Nonno Charles mi guardava dall’alto del suo metro e ottanta, i capelli bianchi erano più lunghi dell’ultima volta che lo avevo visto. Sembravano fili d’argento, illumidati dalla pallida luce della luna che filtrava dalla finestra. Aveva l’aria pacifica e beata, l’aria da nonno, come la chiamavo io. E sul suo volto scorsi qualcosa che mi diede la pace: il perdono. Nonno Charles mi aveva perdonato nonostante quello che gli era successo e nonostante io ne fossi la causa.
Ci osservammo a lungo, senza parlare, senza nemmeno respirare. Era strano quanto potessi resistere senza introdurre aria nei miei polmoni, non ricordavo nemmeno di aver ricominciato a farlo quando io e Lucien eravamo rientrati dal giardino.
La cosa davvero importante era che il nonno era lì, di fronte a me, e che avevo la possibilità di scusarmi per ciò che gli avevo fatto. Ma quando tentai di aprir bocca, mi ammonì con lo sguardo. Mi intimò di restare in silenzio posandomi un dito sulle labbra. Obbedii.
«Non è tua la colpa di ciò che è successo.»

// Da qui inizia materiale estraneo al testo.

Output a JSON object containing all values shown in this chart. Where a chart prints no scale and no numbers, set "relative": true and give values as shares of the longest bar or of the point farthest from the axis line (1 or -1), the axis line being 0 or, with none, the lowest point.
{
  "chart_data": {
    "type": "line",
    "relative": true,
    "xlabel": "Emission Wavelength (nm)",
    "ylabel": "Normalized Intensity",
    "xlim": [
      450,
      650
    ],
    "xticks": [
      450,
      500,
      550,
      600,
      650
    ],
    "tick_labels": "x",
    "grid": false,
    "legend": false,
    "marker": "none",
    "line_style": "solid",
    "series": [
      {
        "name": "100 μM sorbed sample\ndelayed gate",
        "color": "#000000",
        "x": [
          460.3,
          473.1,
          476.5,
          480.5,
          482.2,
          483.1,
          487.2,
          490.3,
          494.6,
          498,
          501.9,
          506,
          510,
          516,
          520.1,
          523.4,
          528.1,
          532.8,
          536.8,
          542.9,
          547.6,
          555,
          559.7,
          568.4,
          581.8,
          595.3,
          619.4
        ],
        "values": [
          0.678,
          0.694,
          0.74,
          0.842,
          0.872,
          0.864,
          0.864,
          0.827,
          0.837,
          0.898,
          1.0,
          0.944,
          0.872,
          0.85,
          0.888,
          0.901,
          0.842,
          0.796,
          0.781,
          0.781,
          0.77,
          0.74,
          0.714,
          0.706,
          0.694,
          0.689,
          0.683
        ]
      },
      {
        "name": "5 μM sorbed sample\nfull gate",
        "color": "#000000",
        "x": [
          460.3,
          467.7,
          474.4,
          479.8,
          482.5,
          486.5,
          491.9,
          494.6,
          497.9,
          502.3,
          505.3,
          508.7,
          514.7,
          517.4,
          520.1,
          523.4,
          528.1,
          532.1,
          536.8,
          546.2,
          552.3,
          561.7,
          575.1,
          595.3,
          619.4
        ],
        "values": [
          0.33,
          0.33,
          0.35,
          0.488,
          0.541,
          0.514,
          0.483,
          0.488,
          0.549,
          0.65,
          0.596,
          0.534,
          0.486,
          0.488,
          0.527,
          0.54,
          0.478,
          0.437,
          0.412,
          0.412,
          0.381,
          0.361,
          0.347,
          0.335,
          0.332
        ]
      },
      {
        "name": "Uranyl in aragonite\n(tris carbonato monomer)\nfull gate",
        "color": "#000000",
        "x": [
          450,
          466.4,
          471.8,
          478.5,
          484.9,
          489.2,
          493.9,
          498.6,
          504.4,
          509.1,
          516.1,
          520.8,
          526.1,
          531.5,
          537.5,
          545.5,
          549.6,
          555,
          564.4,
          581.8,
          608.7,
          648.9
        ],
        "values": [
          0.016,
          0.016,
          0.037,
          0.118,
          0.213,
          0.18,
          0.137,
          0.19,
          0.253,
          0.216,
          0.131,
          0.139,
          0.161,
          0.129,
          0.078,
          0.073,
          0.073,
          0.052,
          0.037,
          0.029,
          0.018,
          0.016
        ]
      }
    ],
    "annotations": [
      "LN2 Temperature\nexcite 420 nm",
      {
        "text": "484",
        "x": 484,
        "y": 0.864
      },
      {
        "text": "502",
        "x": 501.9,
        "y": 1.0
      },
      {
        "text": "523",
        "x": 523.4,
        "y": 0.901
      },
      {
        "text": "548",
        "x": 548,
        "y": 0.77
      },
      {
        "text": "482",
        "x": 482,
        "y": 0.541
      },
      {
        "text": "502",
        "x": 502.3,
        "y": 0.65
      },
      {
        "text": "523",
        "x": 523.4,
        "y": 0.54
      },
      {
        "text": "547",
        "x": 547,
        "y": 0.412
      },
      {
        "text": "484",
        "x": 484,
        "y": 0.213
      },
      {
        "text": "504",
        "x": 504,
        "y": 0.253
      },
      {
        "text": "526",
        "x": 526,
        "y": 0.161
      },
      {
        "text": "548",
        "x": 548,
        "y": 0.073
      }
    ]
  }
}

La sua voce mi spezzò il cuore. Era da così tanto tempo che desideravo di sentirla, che quando accadde non riuscii a trattenere le lacrime. Cercai di avvicinarmi a lui, volevo abbracciarlo, stringerlo, sentire il suo profumo e farmi coccolare come quando ero bambina ed ero arrabbiata con i miei genitori, ma lui arretrò di qualche passo, impedendomi di toccarlo.
«Accadrà ancora.» annunciò.
«Cosa?»
«Accadrà ancora, se non farai in modo di impedirlo.» Dopo aver pronunciato la sua profezia, la sua figura si dissolse come nebbia, e io mi risvegliai in un bagno di sudore.
Mi ritrovai seduta sul divano, con le ginocchia strette al petto. Ero sconvolta, affascinata e turbata da quella visione così nitida, quasi palpabile. Se avessi potuto toccare il nonno mi sarei convinta che fosse tutto reale.
Guardando l’orologio appeso alla parete mi accorsi di aver dormito per cinque ore. Ne mancava soltanto una alla fine del turno e io non vedevo l’ora di tornare a casa mia.
Cercai Lucien nei corridoi, nelle camere, e perfino nei bagni, ma non lo trovai. Allora presi a chiamarlo, cercando di non urlare per svegliare le persone che ancora riposavano, ma non ottenni alcuna risposta.
Mi affacciai alla finestra che dava sul giardino e finalmente lo vidi. Stava cercando di accendersi una sigaretta, ma il suo accendino non voleva saperne di collaborare.
Avrei potuto aprire la finestra o raggiungerlo e prestargli il mio, ma prima che potessi decidere se farlo o meno, protesi una mano nella sua direzione e mi concentrai. Convogliai il calore verso la periferia del mio corpo e puntai il dito verso la sigaretta come a prendere la mira. Socchiusi gli occhi e lasciai che l’energia si scatenasse. Librò nell’aria fino a Lucien, il cui viso si illuminò improvvisamente. La sigaretta era stata accesa da una fiammata improvvisa. Si voltò di scatto verso la finestra, come se avesse percepito la mia presenza, ma ebbi il tempo di nascondermi.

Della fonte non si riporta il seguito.